CRIME

Polícia prende homem que se passava por menina para assediar crianças

Criminoso foi encontrado em Teresina (PI). Ele usava o nome de Luiza Emanuelly para atrair as vítimas

Luana Patriolino
postado em 21/07/2021 17:49 / atualizado em 21/07/2021 17:50
Depois de apreender o celular do suspeito, polícia descobriu que havia mais crianças assediadas -  (crédito: Reprodução)
Depois de apreender o celular do suspeito, polícia descobriu que havia mais crianças assediadas - (crédito: Reprodução)

Um homem, 23 anos, foi preso, nesta quarta-feira (21/7), suspeito de ter abusado de pelo menos 70 crianças em vários estados do Brasil e no Distrito Federal. A investigação é da 13ª Delegacia de Polícia (Sobradinho), que cumpriu mandados de apreensão e prisão preventiva. O criminoso foi encontrado em Teresina, no Piauí.
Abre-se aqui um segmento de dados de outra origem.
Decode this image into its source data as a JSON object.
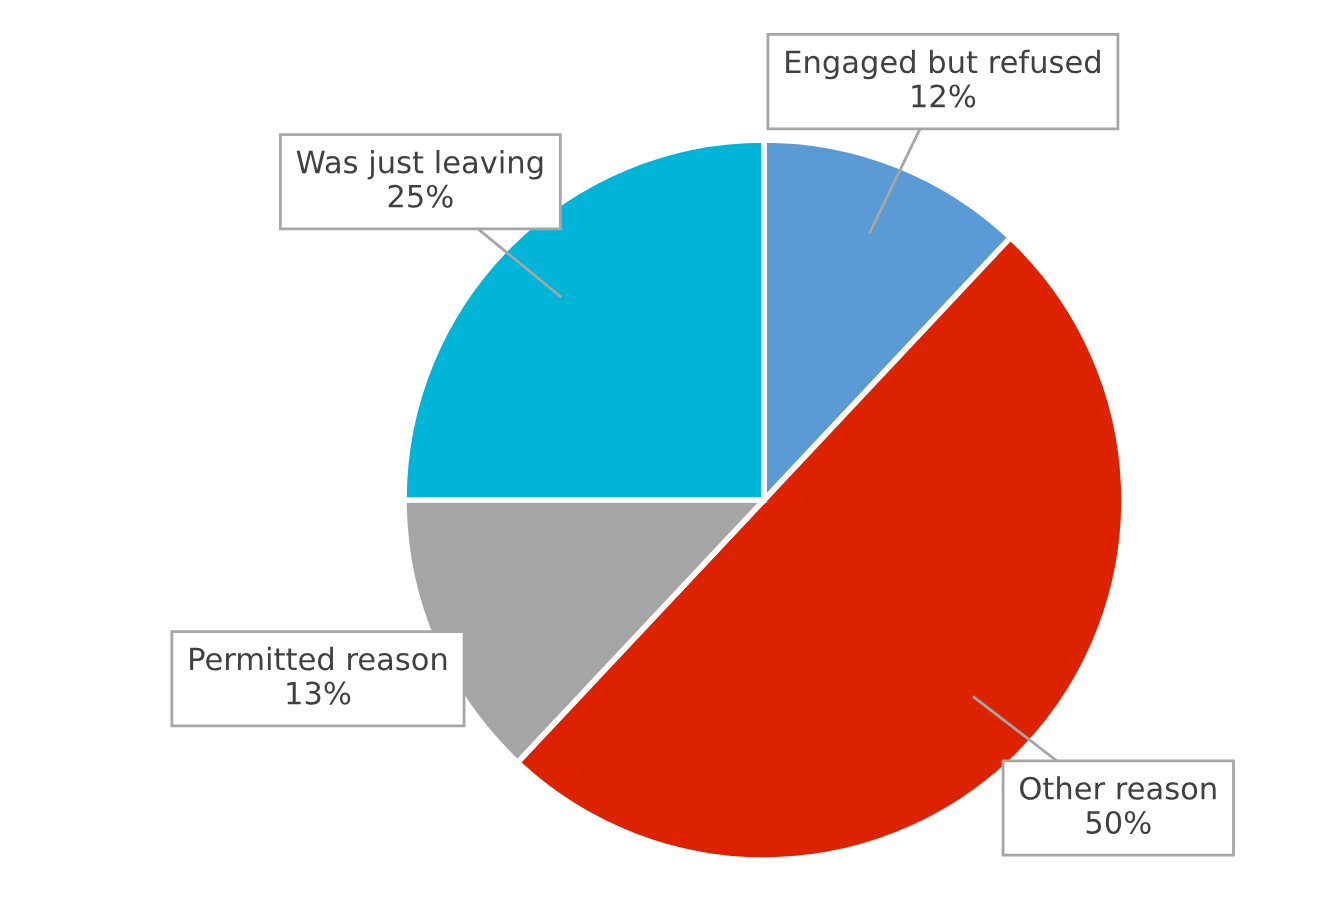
{
  "chart_data": {
    "type": "pie",
    "categories": [
      "Engaged but refused",
      "Other reason",
      "Permitted reason",
      "Was just leaving"
    ],
    "values": [
      12,
      50,
      13,
      25
    ],
    "value_labels": [
      "12%",
      "50%",
      "13%",
      "25%"
    ],
    "colors": [
      "#5b9bd5",
      "#dd2200",
      "#a5a5a5",
      "#00b5d8"
    ]
  }
}
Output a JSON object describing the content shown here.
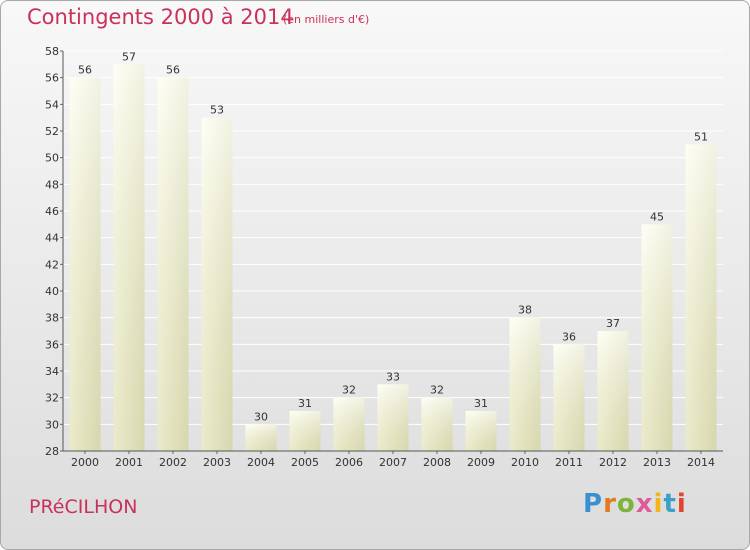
{
  "title": "Contingents 2000 à 2014",
  "subtitle": "(en milliers d'€)",
  "commune": "PRéCILHON",
  "logo": [
    "P",
    "r",
    "o",
    "x",
    "i",
    "t",
    "i"
  ],
  "colors": {
    "title": "#c8325a",
    "bar_light": "#fdfde6",
    "bar_dark": "#d8d8ae",
    "grid": "#ffffff"
  },
  "chart_data": {
    "type": "bar",
    "categories": [
      "2000",
      "2001",
      "2002",
      "2003",
      "2004",
      "2005",
      "2006",
      "2007",
      "2008",
      "2009",
      "2010",
      "2011",
      "2012",
      "2013",
      "2014"
    ],
    "values": [
      56,
      57,
      56,
      53,
      30,
      31,
      32,
      33,
      32,
      31,
      38,
      36,
      37,
      45,
      51
    ],
    "ylim": [
      28,
      58
    ],
    "yticks": [
      28,
      30,
      32,
      34,
      36,
      38,
      40,
      42,
      44,
      46,
      48,
      50,
      52,
      54,
      56,
      58
    ],
    "grid": true,
    "title": "Contingents 2000 à 2014",
    "xlabel": "",
    "ylabel": ""
  }
}
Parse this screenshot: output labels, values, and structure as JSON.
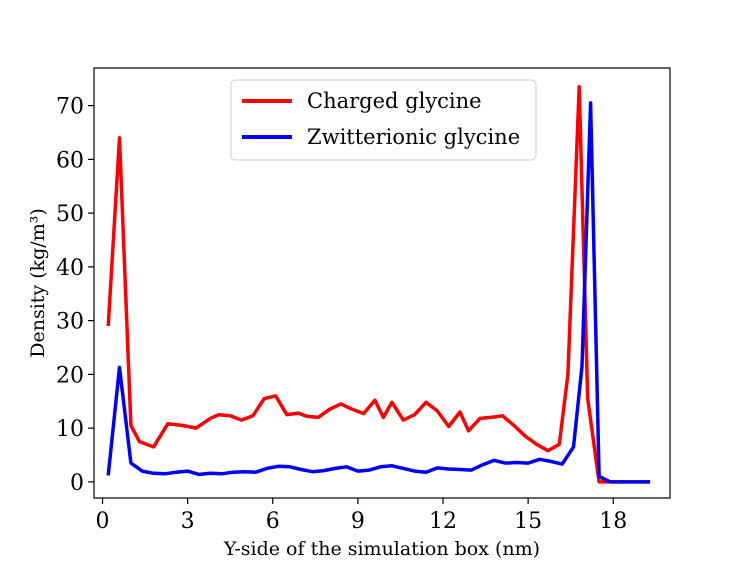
{
  "chart_data": {
    "type": "line",
    "title": "",
    "xlabel": "Y-side of the simulation box (nm)",
    "ylabel": "Density (kg/m³)",
    "xlim": [
      -0.3,
      20.0
    ],
    "ylim": [
      -3,
      77
    ],
    "xticks": [
      0,
      3,
      6,
      9,
      12,
      15,
      18
    ],
    "yticks": [
      0,
      10,
      20,
      30,
      40,
      50,
      60,
      70
    ],
    "legend_position": "top-center",
    "series": [
      {
        "name": "Charged glycine",
        "color": "#ff0000",
        "x": [
          0.2,
          0.6,
          1.0,
          1.3,
          1.8,
          2.3,
          2.8,
          3.3,
          3.8,
          4.1,
          4.5,
          4.9,
          5.3,
          5.7,
          6.1,
          6.5,
          6.9,
          7.2,
          7.6,
          8.0,
          8.4,
          8.8,
          9.2,
          9.6,
          9.9,
          10.2,
          10.6,
          11.0,
          11.4,
          11.8,
          12.2,
          12.6,
          12.9,
          13.3,
          13.7,
          14.1,
          14.5,
          14.9,
          15.3,
          15.7,
          16.1,
          16.4,
          16.8,
          17.1,
          17.5,
          17.9,
          18.5,
          19.3
        ],
        "y": [
          29.0,
          64.0,
          10.5,
          7.5,
          6.5,
          10.8,
          10.5,
          10.0,
          11.8,
          12.5,
          12.3,
          11.5,
          12.3,
          15.5,
          16.0,
          12.5,
          12.8,
          12.2,
          12.0,
          13.5,
          14.5,
          13.5,
          12.7,
          15.2,
          12.0,
          14.8,
          11.5,
          12.5,
          14.8,
          13.2,
          10.3,
          13.0,
          9.5,
          11.8,
          12.0,
          12.3,
          10.5,
          8.5,
          7.0,
          5.8,
          7.0,
          20.0,
          73.5,
          15.5,
          0.0,
          0.0,
          0.0,
          0.0
        ]
      },
      {
        "name": "Zwitterionic glycine",
        "color": "#0000ff",
        "x": [
          0.2,
          0.6,
          1.0,
          1.4,
          1.8,
          2.2,
          2.6,
          3.0,
          3.4,
          3.8,
          4.2,
          4.6,
          5.0,
          5.4,
          5.8,
          6.2,
          6.6,
          7.0,
          7.4,
          7.8,
          8.2,
          8.6,
          9.0,
          9.4,
          9.8,
          10.2,
          10.6,
          11.0,
          11.4,
          11.8,
          12.2,
          12.6,
          13.0,
          13.4,
          13.8,
          14.2,
          14.6,
          15.0,
          15.4,
          15.8,
          16.2,
          16.6,
          16.9,
          17.2,
          17.5,
          17.9,
          18.5,
          19.3
        ],
        "y": [
          1.2,
          21.3,
          3.5,
          2.0,
          1.6,
          1.5,
          1.8,
          2.0,
          1.4,
          1.6,
          1.5,
          1.8,
          1.9,
          1.8,
          2.5,
          2.9,
          2.8,
          2.3,
          1.9,
          2.1,
          2.5,
          2.8,
          2.0,
          2.2,
          2.8,
          3.0,
          2.5,
          2.0,
          1.8,
          2.6,
          2.4,
          2.3,
          2.2,
          3.2,
          4.0,
          3.5,
          3.6,
          3.5,
          4.2,
          3.8,
          3.3,
          6.5,
          21.5,
          70.5,
          1.0,
          0.0,
          0.0,
          0.0
        ]
      }
    ]
  }
}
Com o nome de Luiza Emanuelly na internet, o suspeito usava perfis falsos para meninos e adolescentes. Com as vítimas, ele mantinha conversas pautadas por conteúdos sexuais durante semanas. Os meninos eram convencidos a enviar fotos e vídeos nos quais apareciam nus.

As investigações começaram em março, após a denúncia de uma mãe na 13ª DP. “Ela narrou que o filho estava conversando desde dezembro do ano passado com um perfil e que ele estava apagando essas conversas. Achando estranho, ela passou a monitorar nas redes sociais e observou que ele estava encaminhando fotos”, explicou a delegada adjunta da 13ª DP, Ágatha Braga.

A suspeita é que existam ainda mais vítimas pelo Brasil. “Identificamos 70 crianças mas, hoje, como apreendemos o aparelho dele, também pudemos observar que, recentemente, ele conversava com muitas outras crianças que ainda não tínhamos conhecimento”, disse Braga.

As vítimas têm entre 8 e 15 anos de idade. O criminoso permanecerá preso no Centro de Detenção Provisória (CDP), na Papuda. Morando com a mãe e o irmão, ele não tinha passagens pela polícia e também não trabalhava. O suspeito tentou se esconder em perfis falsos. “Ele usava muitas técnicas para atrapalhar a investigação. Ele tinha um conhecimento relativo de informática, até mesmo por ser um jogador assíduo, uma pessoa que utilizava o computador praticamente 24 horas por dia”, disse a delegada.

Todo o material apreendido será analisado por peritos do Instituto de Criminalística (IC). O objetivo é apurar se outras pessoas também estavam associadas ao crime.